The Convergence: Bringing Strategy and Operations Together
The true magic of risk management happens when these two perspectives—strategic and operational—meet in the middle. Just as the two teams digging the Tunnel of Eupalinos had to meet with precision, the top-down and bottom-up views of risk management must align seamlessly.
Why Both Perspectives Are Necessary:
- Strategic Risk Management without Operational Insight is Blind. If leadership only focuses on the big picture, they miss the crucial details that could derail their strategy. Without understanding the specific risks at the operational level, they are essentially flying blind. This leads to a CLUSTER F***.
- Operational Risk Management & Control without Strategic Alignment is Rudderless. On the flip side, operational risk managers can get bogged down in the details without understanding how their efforts support broader organizational objectives. Without the top-down view, they lack direction and purpose.
How to Bring Them Together:
- Strategy, Collaboration, and Communication is Key. Leadership must foster an environment where communication flows freely between strategic and operational teams. Risk management is not a siloed activity—every level of the organization must be engaged.
- Use a Common Framework. ISO 31000 provides an ideal framework for this convergence, emphasizing that risk management should be integrated into all processes of the organization, aligned with the overall strategy.
- Build a Culture of Risk Awareness. When everyone from the C-suite to front-line employees understands their role in managing risk, the organization becomes more resilient.
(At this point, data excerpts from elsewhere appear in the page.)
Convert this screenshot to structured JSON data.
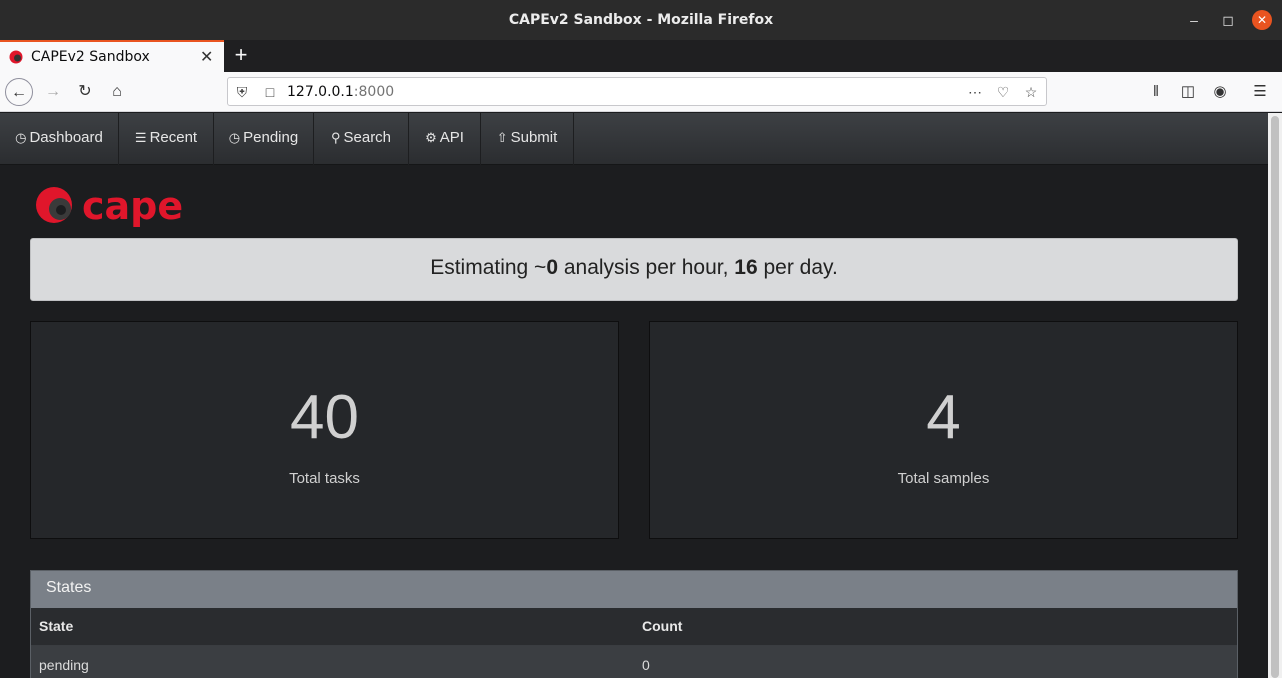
{
  "window": {
    "title": "CAPEv2 Sandbox - Mozilla Firefox",
    "minimize_icon": "minimize-icon",
    "maximize_icon": "maximize-icon",
    "close_icon": "close-icon"
  },
  "browser": {
    "tab_title": "CAPEv2 Sandbox",
    "url_host": "127.0.0.1",
    "url_port": ":8000"
  },
  "appnav": {
    "items": [
      {
        "label": "Dashboard",
        "icon": "dashboard-icon"
      },
      {
        "label": "Recent",
        "icon": "list-icon"
      },
      {
        "label": "Pending",
        "icon": "clock-icon"
      },
      {
        "label": "Search",
        "icon": "search-icon"
      },
      {
        "label": "API",
        "icon": "gear-icon"
      },
      {
        "label": "Submit",
        "icon": "upload-icon"
      }
    ]
  },
  "logo": {
    "text": "cape",
    "color": "#e0162b"
  },
  "banner": {
    "prefix": "Estimating ~",
    "per_hour": "0",
    "mid": " analysis per hour, ",
    "per_day": "16",
    "suffix": " per day."
  },
  "stats": {
    "tasks": {
      "value": "40",
      "label": "Total tasks"
    },
    "samples": {
      "value": "4",
      "label": "Total samples"
    }
  },
  "states": {
    "title": "States",
    "columns": [
      "State",
      "Count"
    ],
    "rows": [
      {
        "state": "pending",
        "count": "0"
      }
    ]
  },
  "colors": {
    "accent": "#e95420",
    "brand_red": "#e0162b",
    "page_bg": "#1c1d1f"
  }
}
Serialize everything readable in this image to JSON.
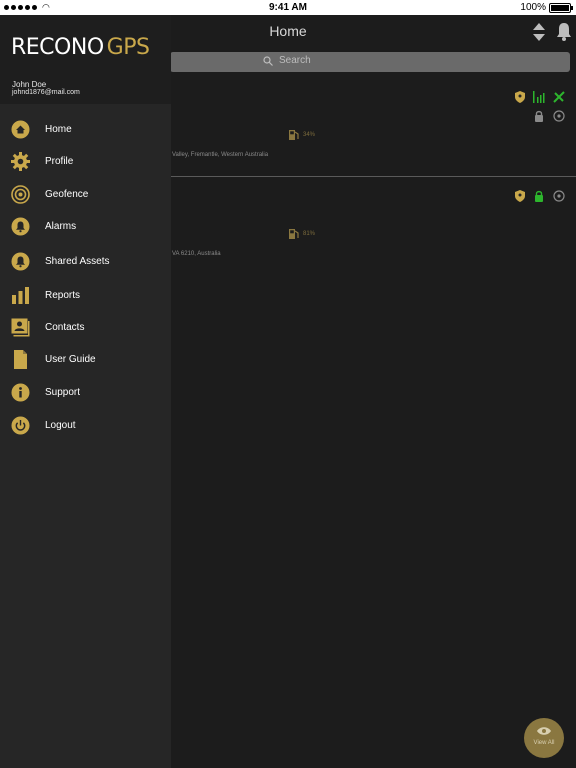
{
  "status_bar": {
    "time": "9:41 AM",
    "battery": "100%"
  },
  "nav": {
    "title": "Home"
  },
  "search": {
    "placeholder": "Search"
  },
  "assets": [
    {
      "fuel": "34%",
      "address": "Valley, Fremantle, Western Australia"
    },
    {
      "fuel": "81%",
      "address": "VA 6210, Australia"
    }
  ],
  "fab": {
    "label": "View All"
  },
  "drawer": {
    "logo": {
      "main": "RECONO",
      "accent": "GPS"
    },
    "user": {
      "name": "John Doe",
      "email": "johnd1876@mail.com"
    },
    "menu": [
      {
        "label": "Home",
        "icon": "home-icon"
      },
      {
        "label": "Profile",
        "icon": "gear-icon"
      },
      {
        "label": "Geofence",
        "icon": "geofence-icon"
      },
      {
        "label": "Alarms",
        "icon": "bell-icon"
      },
      {
        "label": "Shared Assets",
        "icon": "shared-bell-icon"
      },
      {
        "label": "Reports",
        "icon": "bar-chart-icon"
      },
      {
        "label": "Contacts",
        "icon": "contacts-icon"
      },
      {
        "label": "User Guide",
        "icon": "document-icon"
      },
      {
        "label": "Support",
        "icon": "info-icon"
      },
      {
        "label": "Logout",
        "icon": "power-icon"
      }
    ]
  },
  "colors": {
    "accent": "#c9a84b",
    "drawer_bg": "#262626",
    "main_bg": "#1c1c1c",
    "green": "#2db52d"
  }
}
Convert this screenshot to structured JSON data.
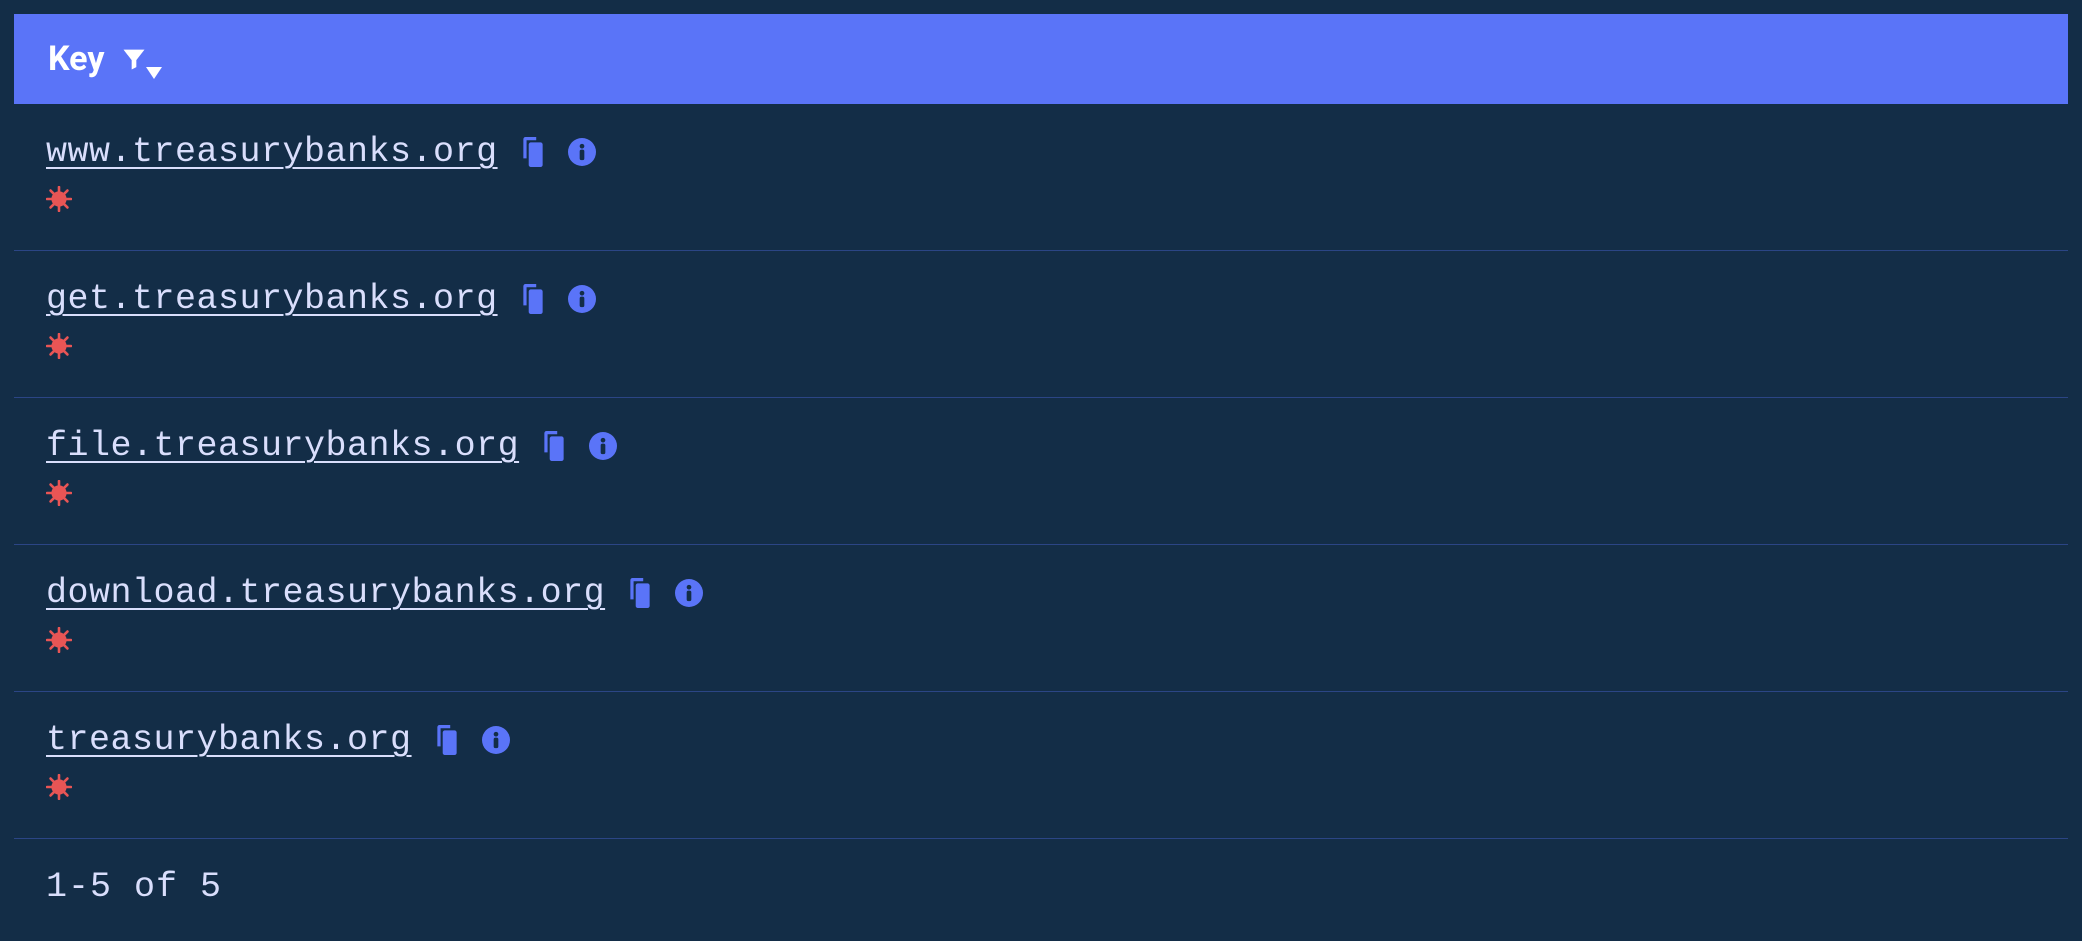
{
  "header": {
    "label": "Key"
  },
  "rows": [
    {
      "domain": "www.treasurybanks.org"
    },
    {
      "domain": "get.treasurybanks.org"
    },
    {
      "domain": "file.treasurybanks.org"
    },
    {
      "domain": "download.treasurybanks.org"
    },
    {
      "domain": "treasurybanks.org"
    }
  ],
  "pagination": {
    "text": "1-5 of 5"
  }
}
It’s not just about following a risk checklist but about cultivating a mindset that recognizes and responds to risks dynamically in the context of the organization’s strategy, objectives, and operations.
- Risk Technology Architecture Enablement. Unfortunately, there are very few GRC solutions on the market that can enable the entire picture from strategic to operational. The majority of solutions are solely focused in the weeds of operational risks and completely miss the top-down strategic view. Feel free to inquire with GRC 20/20 in our coverage of the GRC market to know which solutions are best fit for bringing this broad picture together. But at the end of the day, it requires an architecture as one solution does not do everything, and certainly not everything very well.
Building the Future Tunnel of Resilience
The Tunnel of Eupalinos stands as a reminder that even the most ambitious projects require a balance of vision and detailed execution. In the same way, effective risk management in today’s chaotic business environment requires both a strategic view from the top and operational resilience at the bottom. These two perspectives must meet, support each other, and work in harmony to guide organizations through uncertainty.
In the end, it’s not just about avoiding risks; it’s about understanding how uncertainty affects your objectives and how to navigate through them with precision and purpose. Just like the tunnel builders of ancient Samos, risk managers must balance the broad view with the fine details, ensuring that their efforts lead to a successful and resilient future.